The Long Chain of Voss
Devotion taken to its furthest point ceases to be devotion and becomes something else entirely.
Voss || Kehl || History || Horror
She spent the entire evening after speaking with Bruck in her room, not sleeping, building the revised theory on the wall beside the structure of the lie she had already written there. She was aware — she recorded this awareness, because she was still, in the middle of everything, committed to the practice of documentation — that she was developing a theory that would, if presented to any of her former colleagues at St. Anselm’s, have required her own professional evaluation. A patient in a locked room kept alive and fed by the altered attention of other patients, overseen by a director who had been here since 1948 and showed no physical signs of ageing and ate without eating — she stopped. She went back to that observation. She had watched Voss eat at dinner for fifteen days. She had noted the redistribution of food on his plate without consumption. She thought about the fire of 1941, which had sealed Room Seven. She thought about the missing-persons report of October 1941, which included the name Kehl, E. She thought about the director named Alcott who had retired at sixty-one in perfect health in 1948 and been replaced by Voss. She went to her notebook and opened it to the page where she had written Alcott’s full name from the historical record: Martin Alcott, Director, 1932-1948. She stared at it. Then she got up and went to her desk and wrote, very carefully, on a piece of paper: Kehl — fire 1941 — sealed — Alcott leaves 1948 — Voss arrives — Voss unchanged in photographs from 1948 to present — Voss does not eat — patients retuned to perceive — feeds on perception. She connected the points with arrows. The arrows all pointed to one conclusion. She sat for a while with the conclusion and then put it where it needed to be: in the category of working hypothesis requiring verification, which was the category where the most important things always lived until they could be proved, and which was not the same as the category of irrational belief, no matter how strongly the two categories resembled each other from the outside.

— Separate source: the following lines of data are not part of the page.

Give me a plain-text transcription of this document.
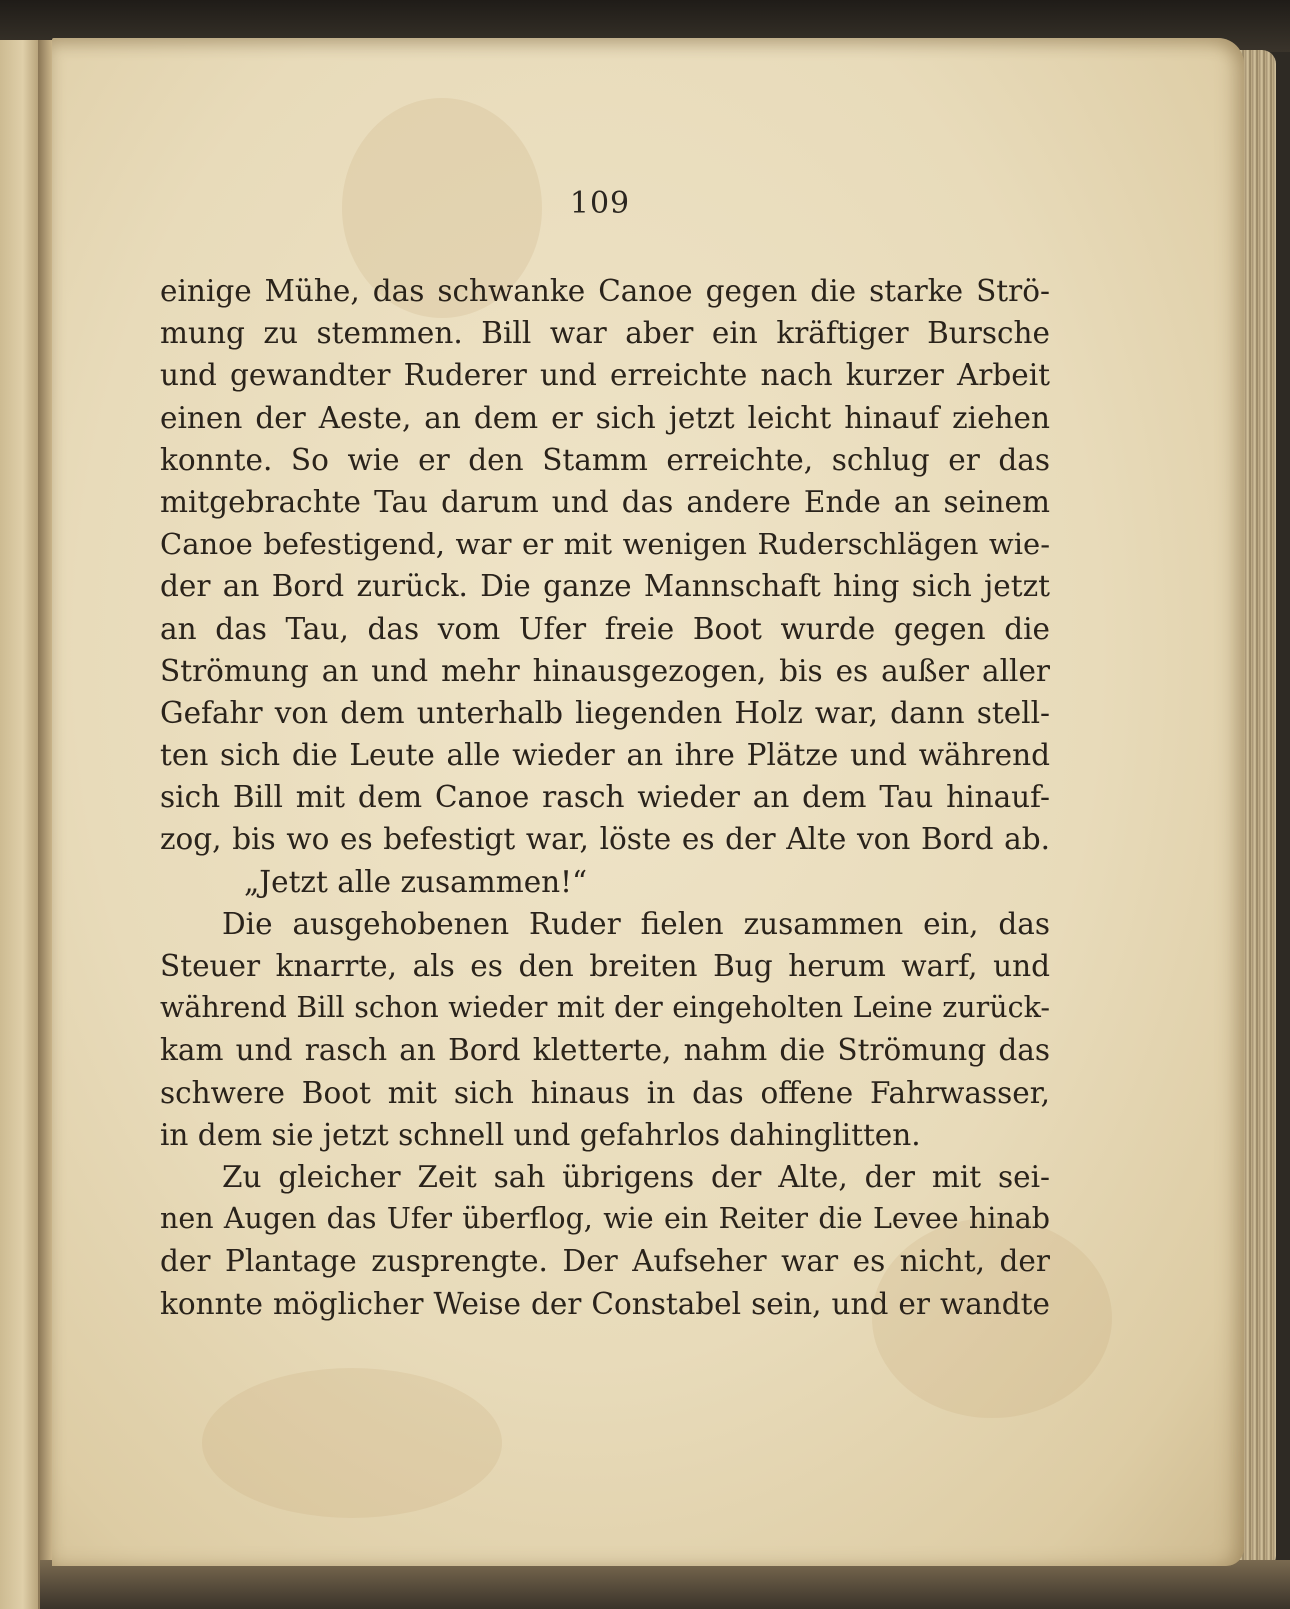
109
einige Mühe, das schwanke Canoe gegen die starke Strö-
mung zu stemmen. Bill war aber ein kräftiger Bursche
und gewandter Ruderer und erreichte nach kurzer Arbeit
einen der Aeste, an dem er sich jetzt leicht hinauf ziehen
konnte. So wie er den Stamm erreichte, schlug er das
mitgebrachte Tau darum und das andere Ende an seinem
Canoe befestigend, war er mit wenigen Ruderschlägen wie-
der an Bord zurück. Die ganze Mannschaft hing sich jetzt
an das Tau, das vom Ufer freie Boot wurde gegen die
Strömung an und mehr hinausgezogen, bis es außer aller
Gefahr von dem unterhalb liegenden Holz war, dann stell-
ten sich die Leute alle wieder an ihre Plätze und während
sich Bill mit dem Canoe rasch wieder an dem Tau hinauf-
zog, bis wo es befestigt war, löste es der Alte von Bord ab.
„Jetzt alle zusammen!“
Die ausgehobenen Ruder fielen zusammen ein, das
Steuer knarrte, als es den breiten Bug herum warf, und
während Bill schon wieder mit der eingeholten Leine zurück-
kam und rasch an Bord kletterte, nahm die Strömung das
schwere Boot mit sich hinaus in das offene Fahrwasser,
in dem sie jetzt schnell und gefahrlos dahinglitten.
Zu gleicher Zeit sah übrigens der Alte, der mit sei-
nen Augen das Ufer überflog, wie ein Reiter die Levee hinab
der Plantage zusprengte. Der Aufseher war es nicht, der
konnte möglicher Weise der Constabel sein, und er wandte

The question of what Voss was — what he had been made into, what the mechanism of it was — was, she decided, secondary to the operational question of what she could do about it. She was a psychiatrist. She was not a detective, not a soldier, not an exorcist. She had training that was relevant to some of the things she was dealing with and entirely silent about others. What she had was a clear mind, twelve years of practice with the most difficult forms of human experience, and a cold stubborn refusal to accept that any situation was unmanageable if approached with sufficient precision. She also had three allies: Holl, who had nineteen years of observation and a piece of paper covered with the vocabulary of the third floor’s effect on patients; Hargreaves, who had been saying the true thing for four years and been catalogued as delusional; and Bruck, who had resisted the methodology for eleven years and documented its effects with the systematic attention of a musicologist mapping a composition he didn’t like but was prepared to understand completely. And Carey, in the room at the end of the corridor, who had two months of preparation ahead of the snowfall that closed the road and had spent eight months in confinement becoming more resolved rather than less. She had four allies in a sealed building in a valley closed by snow. She was going to use all of them. She picked up her pen and began drafting the plan.